María
pidió un café con leche con un donut, desayuno número tres del día tras el
yogurt con trozos de frutas desconocidas en la Península Ibérica, con un
microbollo de pan con semillas de cosas raras pegadas en la cáscara, y un café
cortado con un croissant estándar justo antes de entrar a trabajar. A las cinco
menos algo.
Se
sentó junto al resto de compañeras. Todas ellas formaban un grupo distinguible
a lo lejos por su vestimenta a rayas azules y blancas, con zuecos blancos
también. El local elegido era uno de los muchos buenos bares que rodean el
recinto universitario del lugar. En otra de las mesas, un grupo de jóvenes
mezclados con no tan jóvenes ríen y hablan a partes iguales. En la esquina,
María observa como una pareja de chico y chica resuelven problemas. Hablando el
uno mientras el otro mira de lado al vacío como queriendo no oír. No son
problemas de física. En otra de las mesas, en esta sí, otros dos chicos se
miran y se besan como a trocitos. María ve en sus ojos ese brillo inconfundible
de los enamorados y su encuentro matutino. María corta el donut en trozos
iguales y moja uno a uno en el café que para entonces ya está medio templado,
cosa que María detesta. Aunque tampoco detesta muchas cosas más. Atendiendo, un
camarero dormido pero por cuestiones informáticas, ordena los
periódicos que la gente descoloca, llena de migas y humedece con gotas. María
le vigila sin saber por qué.
Las
mujeres de rayas hablan de lo divino, de lo cómico, de ellas mismas y de otros.
Enlazan un tema con otro de manera desordenada pero sin aturullar. Se ríen.
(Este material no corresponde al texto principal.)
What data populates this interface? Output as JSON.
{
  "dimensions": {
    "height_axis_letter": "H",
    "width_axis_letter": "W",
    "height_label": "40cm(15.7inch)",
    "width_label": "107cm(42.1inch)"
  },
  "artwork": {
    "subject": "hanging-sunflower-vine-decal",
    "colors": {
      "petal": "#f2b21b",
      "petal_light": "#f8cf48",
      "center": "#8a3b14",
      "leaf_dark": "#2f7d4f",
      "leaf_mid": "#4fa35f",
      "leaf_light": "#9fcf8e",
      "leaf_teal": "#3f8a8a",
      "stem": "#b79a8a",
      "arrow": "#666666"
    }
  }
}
María también. Todas hablan, pero lo más importante, todas se escuchan. Lo
mismo da que una cuente cómo pelar cebollas sin llorar o que otra exprese su
preocupación porque su hija de quince años quiere dejar de jugar a baloncesto
cuando lleva haciéndolo toda la vida. María se sorprende de que ante temas de
tan poca enjundia, todas estén atentas y más o menos expresen su opinión. Le
encanta estar allí, con ellas.
Gloria,
que es con la que mejor se lleva, llega tarde. Aparece con un sobre de fotos de
la primera comunión, el pasado domingo, de una de sus hijas. No son muchas. María piensa en la
cantidad de fotos que últimamente se hacen, muchas muy buenas, y las pocas que
acaban revelándose. Muchas nunca nadie las verá. Porque hay muchas cosas que están
ahí, claro, pero sólo lo sabemos nosotros y vemos nosotros, y por apatía,
desgana o por no se sabe qué, no mostramos a los demás.
María
en estos siete meses ha aprendido no sólo a manejarse con el bicho de encerar
esos suelos amplios de los vestíbulos de las facultades o a dejar un cristal
brillante como los ojos de los chicos enamorados. María en estos siete meses
aprende todo aquello que nadie fue capaz de enseñarle ni en la universidad ni
en ninguna academia.
Gloria
y María, tras el café se vuelven a su zona. Todavía quedan dos grupos de cuartos
de baño por limpiar. María piensa en romper con su obligación y confesarle a
Gloria que es su último día allí, con ellas. Pero sabe que no puede hacer eso.
Al
día siguiente en comisaría, el inspector Javier Tablada le cuenta a la oficial María
Pérez que siente que la operación de infiltración en la universidad en el
servicio de limpieza haya resultado un fracaso. Habían seguido una pista falsa.
Agradece la labor de Pérez y le recuerda que será tenida en cuenta a la hora
del ascenso.
La
oficial Pérez, María Pérez, que desde hace un año sueña con poder ser
subinspectora, siente que quizás ya le dé igual.
María
cree que sí querría ascender sí, pero ascender a ser, no una infiltrada o una
fingidora a sueldo, sino a ser de verdad una de aquellas mujeres de rayas.